Al alzar la vista veo a mi compatriota viva, la muchacha de la blusa azul, recorriendo con su madre la gran sala que hay un poco más allá. Como forastero que viaja solo, me gustaría hablarle a la chica de Vermeer, porque sé que compartimos algo al respecto, y si ella no lo sabe, podría explicárselo. Pero jamás haría semejante cosa. No soy capaz de abordar a extraños. ¿No soy capaz? Vamos a verlo. El Frick Museum, establecido en una mansión como un fuerte en Central Park, fue en otros tiempos residencia del magnate del acero y del carbón Frick. El carbón que él extraía —no personalmente— de la tierra, lo usó para adquirir arte y bellos objetos. Éstos están depositados en el museo y llevan casi todos su nombre, no el de los excavadores individuales. Debió de ser una casa rica, bastante ostentosa. Como museo tiene cierta gracia. Las cosas están dispuestas en un orden un poco extraño. El mobiliario en que, a principios de siglo, los Fricks recibían a otros barones del carbón y a las gentes que rodeaban a éstos se expone detrás de unas cuerdas de bombasí como un monumento a un tiempo pasado que continúa su proceso de descomposición invisible y silencioso.
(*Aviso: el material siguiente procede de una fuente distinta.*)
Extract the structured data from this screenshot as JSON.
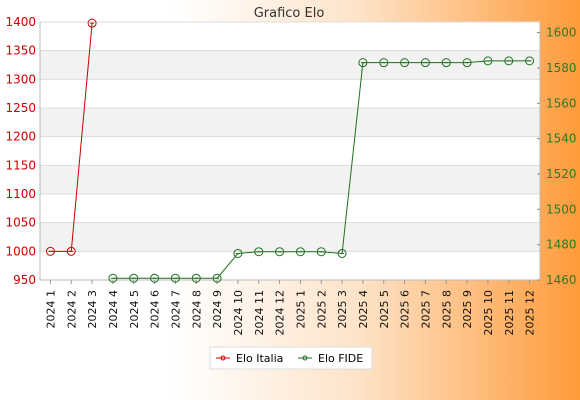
{
  "chart_data": {
    "type": "line",
    "title": "Grafico Elo",
    "categories": [
      "2024 1",
      "2024 2",
      "2024 3",
      "2024 4",
      "2024 5",
      "2024 6",
      "2024 7",
      "2024 8",
      "2024 9",
      "2024 10",
      "2024 11",
      "2024 12",
      "2025 1",
      "2025 2",
      "2025 3",
      "2025 4",
      "2025 5",
      "2025 6",
      "2025 7",
      "2025 8",
      "2025 9",
      "2025 10",
      "2025 11",
      "2025 12"
    ],
    "y_left": {
      "min": 950,
      "max": 1400,
      "ticks": [
        950,
        1000,
        1050,
        1100,
        1150,
        1200,
        1250,
        1300,
        1350,
        1400
      ],
      "color": "#cc0000"
    },
    "y_right": {
      "min": 1460,
      "max": 1606,
      "ticks": [
        1460,
        1480,
        1500,
        1520,
        1540,
        1560,
        1580,
        1600
      ],
      "color": "#2a7a2a"
    },
    "grid": true,
    "legend_position": "bottom-center",
    "series": [
      {
        "name": "Elo Italia",
        "axis": "left",
        "color": "#cc0000",
        "values": [
          1000,
          1000,
          1398,
          null,
          null,
          null,
          null,
          null,
          null,
          null,
          null,
          null,
          null,
          null,
          null,
          null,
          null,
          null,
          null,
          null,
          null,
          null,
          null,
          null
        ]
      },
      {
        "name": "Elo FIDE",
        "axis": "right",
        "color": "#1f6f1f",
        "values": [
          null,
          null,
          null,
          1461,
          1461,
          1461,
          1461,
          1461,
          1461,
          1475,
          1476,
          1476,
          1476,
          1476,
          1475,
          1583,
          1583,
          1583,
          1583,
          1583,
          1583,
          1584,
          1584,
          1584
        ]
      }
    ]
  }
}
Me topo con algunos viejos conocidos. Mrs. Elliot, retratada por Gainsborough, con su rostro ya para siempre alargado, con sus carrillos sonrojados de finas venas y las cejas espesas casi varoniles que conservan un tono oscuro mientras su cabello ha adquirido un color impreciso. Sir Thomas More y Cromwell retratados por Holbein, todos ellos parientes; el conde de Montesquiou, que Proust refundiría en otros caballeros, aquí retratado por Whistler, todavía como él mismo, vanidoso. La idea de que todos forman una familia no es en realidad muy descabellada, pues al fin y al cabo lleva uno toda la vida viendo esas mismas imágenes, inalterables, en la realidad o como reproducción, en libros o en tarjetas postales. De algún modo pertenecen a mi galería cultural de antepasados, tal vez con más intensidad aún por el hecho de ser inalterables. Es como si hubieran existido desde siempre.